For the function: f(x)= 2+x-x^2/ (x-1)^2 ; f'(x)= x-5/(x-1)^3 ; f''(x)=2x-14/(x-1)^4
a)find vertical and horizontal asymptotes. Examine vertical asymptote on either side of discontinuity.
b)find any local extrema
c)find points of inflection
vertical asymptotes where (x-1) = 0 : x=1
horizontal asymptote at y = -x^2/x^2 = -1
extrema where f'=0 : at x=5
inflection where f"=0 : at x=7
To find the vertical asymptotes of a function, we need to look for values of x where the denominator of the function becomes zero and the numerator does not also become zero.
a) Vertical Asymptotes:
In this case, the denominator is (x-1)^2, so the function has a vertical asymptote at x=1.
To examine the behavior of the function on either side of the vertical asymptote, we can substitute values slightly greater and slightly smaller than 1 into the function and observe the result.
- On the left side of x=1, we can choose x=0.9. Plugging this into the function, we get:
f(0.9) = 2 + 0.9 - 0.9^2 / (0.9 - 1)^2 = 1.89.
- On the right side of x=1, we can choose x=1.1. Plugging this into the function, we get:
f(1.1) = 2 + 1.1 - 1.1^2 / (1.1 - 1)^2 = 2.09.
Therefore, as x approaches 1 from both sides, the function approaches 1.89 and 2.09, respectively.
For horizontal asymptotes, we need to examine the behavior of the function as x approaches positive or negative infinity. To do this, we need to consider the degree of the numerator and denominator.
- The degree of the numerator is 1, and the degree of the denominator is 2. Since the degree of the numerator is less than the degree of the denominator, there is a horizontal asymptote at y=0.
b) Local Extrema:
To find the local extrema, we need to look for the critical points, where the derivative is either 0 or undefined. In this case, the derivative is:
f'(x) = (x-5) / (x-1)^3.
To find the critical points, we set f'(x) equal to zero and solve for x:
(x-5) / (x-1)^3 = 0
The numerator can only be zero when x=5, and the denominator is never zero. Therefore, x=5 is the only critical point.
To determine if this critical point corresponds to a local maximum or minimum, we can analyze the sign of the derivative on either side of x=5.

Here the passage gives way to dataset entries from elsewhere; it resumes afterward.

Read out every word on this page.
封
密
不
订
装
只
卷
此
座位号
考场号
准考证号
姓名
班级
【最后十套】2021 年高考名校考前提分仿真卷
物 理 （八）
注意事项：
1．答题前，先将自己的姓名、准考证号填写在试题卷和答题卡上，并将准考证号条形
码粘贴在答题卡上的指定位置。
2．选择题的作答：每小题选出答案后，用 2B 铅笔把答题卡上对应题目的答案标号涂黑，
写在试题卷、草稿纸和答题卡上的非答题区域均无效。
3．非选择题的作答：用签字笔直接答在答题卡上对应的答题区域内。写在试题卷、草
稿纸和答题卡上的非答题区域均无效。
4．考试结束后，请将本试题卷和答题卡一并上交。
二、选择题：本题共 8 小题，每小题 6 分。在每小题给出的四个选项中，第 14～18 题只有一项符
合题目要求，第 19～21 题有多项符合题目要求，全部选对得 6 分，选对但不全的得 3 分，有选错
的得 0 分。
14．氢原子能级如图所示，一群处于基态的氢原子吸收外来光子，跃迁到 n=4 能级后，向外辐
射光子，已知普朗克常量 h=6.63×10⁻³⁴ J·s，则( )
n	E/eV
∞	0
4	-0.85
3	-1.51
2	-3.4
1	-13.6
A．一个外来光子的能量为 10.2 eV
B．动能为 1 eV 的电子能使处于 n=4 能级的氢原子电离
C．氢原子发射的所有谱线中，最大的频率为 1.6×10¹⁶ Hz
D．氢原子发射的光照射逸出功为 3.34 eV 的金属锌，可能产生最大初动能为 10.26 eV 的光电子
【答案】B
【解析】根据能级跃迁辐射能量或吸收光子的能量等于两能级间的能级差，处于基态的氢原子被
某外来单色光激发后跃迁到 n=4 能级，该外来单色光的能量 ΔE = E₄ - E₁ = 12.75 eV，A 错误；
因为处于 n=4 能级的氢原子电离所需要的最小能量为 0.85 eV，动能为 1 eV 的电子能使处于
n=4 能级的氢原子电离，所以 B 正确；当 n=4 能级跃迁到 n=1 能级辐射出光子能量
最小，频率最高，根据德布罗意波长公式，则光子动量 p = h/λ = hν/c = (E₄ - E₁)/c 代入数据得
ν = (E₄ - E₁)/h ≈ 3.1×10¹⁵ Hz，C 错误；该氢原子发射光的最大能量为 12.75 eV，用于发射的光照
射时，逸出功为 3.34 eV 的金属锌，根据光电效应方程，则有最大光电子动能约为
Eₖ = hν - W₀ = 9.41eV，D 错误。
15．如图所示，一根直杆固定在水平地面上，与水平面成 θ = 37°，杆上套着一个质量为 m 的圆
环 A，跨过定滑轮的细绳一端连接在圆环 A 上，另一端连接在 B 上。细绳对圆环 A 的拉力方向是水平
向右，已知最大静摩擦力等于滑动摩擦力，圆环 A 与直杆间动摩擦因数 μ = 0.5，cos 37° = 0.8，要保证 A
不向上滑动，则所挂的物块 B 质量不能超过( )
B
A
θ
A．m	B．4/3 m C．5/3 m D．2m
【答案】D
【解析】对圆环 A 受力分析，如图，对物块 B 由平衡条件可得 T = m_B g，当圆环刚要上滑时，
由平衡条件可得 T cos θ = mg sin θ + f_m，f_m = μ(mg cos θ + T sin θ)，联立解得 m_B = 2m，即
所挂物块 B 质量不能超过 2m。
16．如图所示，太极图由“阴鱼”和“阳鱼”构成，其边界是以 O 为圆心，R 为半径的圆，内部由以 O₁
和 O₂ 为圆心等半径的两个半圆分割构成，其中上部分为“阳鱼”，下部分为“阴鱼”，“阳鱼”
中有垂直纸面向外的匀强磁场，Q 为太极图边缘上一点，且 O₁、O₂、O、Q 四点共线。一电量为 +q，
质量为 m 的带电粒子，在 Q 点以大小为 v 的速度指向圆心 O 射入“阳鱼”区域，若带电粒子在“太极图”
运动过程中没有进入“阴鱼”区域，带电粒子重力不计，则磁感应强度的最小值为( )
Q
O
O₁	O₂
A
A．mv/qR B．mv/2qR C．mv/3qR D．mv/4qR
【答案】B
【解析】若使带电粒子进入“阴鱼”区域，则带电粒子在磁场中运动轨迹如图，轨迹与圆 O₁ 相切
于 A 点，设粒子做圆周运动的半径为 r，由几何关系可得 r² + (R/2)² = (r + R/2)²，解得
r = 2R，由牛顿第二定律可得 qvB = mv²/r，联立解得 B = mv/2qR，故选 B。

- For x < 5, we can choose x=4. Plugging this into the derivative, we get:
f'(4) = (4-5) / (4-1)^3 = -1 / 27 < 0.
- For x > 5, we can choose x=6. Plugging this into the derivative, we get:
f'(6) = (6-5) / (6-1)^3 = 1 / 125 > 0.
Since the derivative changes sign from negative to positive as we move from left to right of x=5, we can conclude that there is a local minimum at x=5.
c) Points of Inflection:
To find points of inflection, we need to look for values of x where the second derivative changes sign. In this case, the second derivative is:
f''(x) = (2x-14) / (x-1)^4.
To find the points of inflection, we need to set f''(x) equal to zero and solve for x:
(2x-14) / (x-1)^4 = 0
The numerator can only be zero when x=7, and the denominator is never zero. Therefore, x=7 is the only point of inflection.
To determine if this point of inflection is concave up or concave down, we can analyze the sign of the second derivative on either side of x=7.
- For x < 7, we can choose x=6. Plugging this into the second derivative, we get:
f''(6) = (2*6-14) / (6-1)^4 = -2 / 625 < 0.
- For x > 7, we can choose x=8. Plugging this into the second derivative, we get:
f''(8) = (2*8-14) / (8-1)^4 = 2 / 625 > 0.
Since the second derivative changes sign from negative to positive as we move from left to right of x=7, we can conclude that there is a point of inflection at x=7.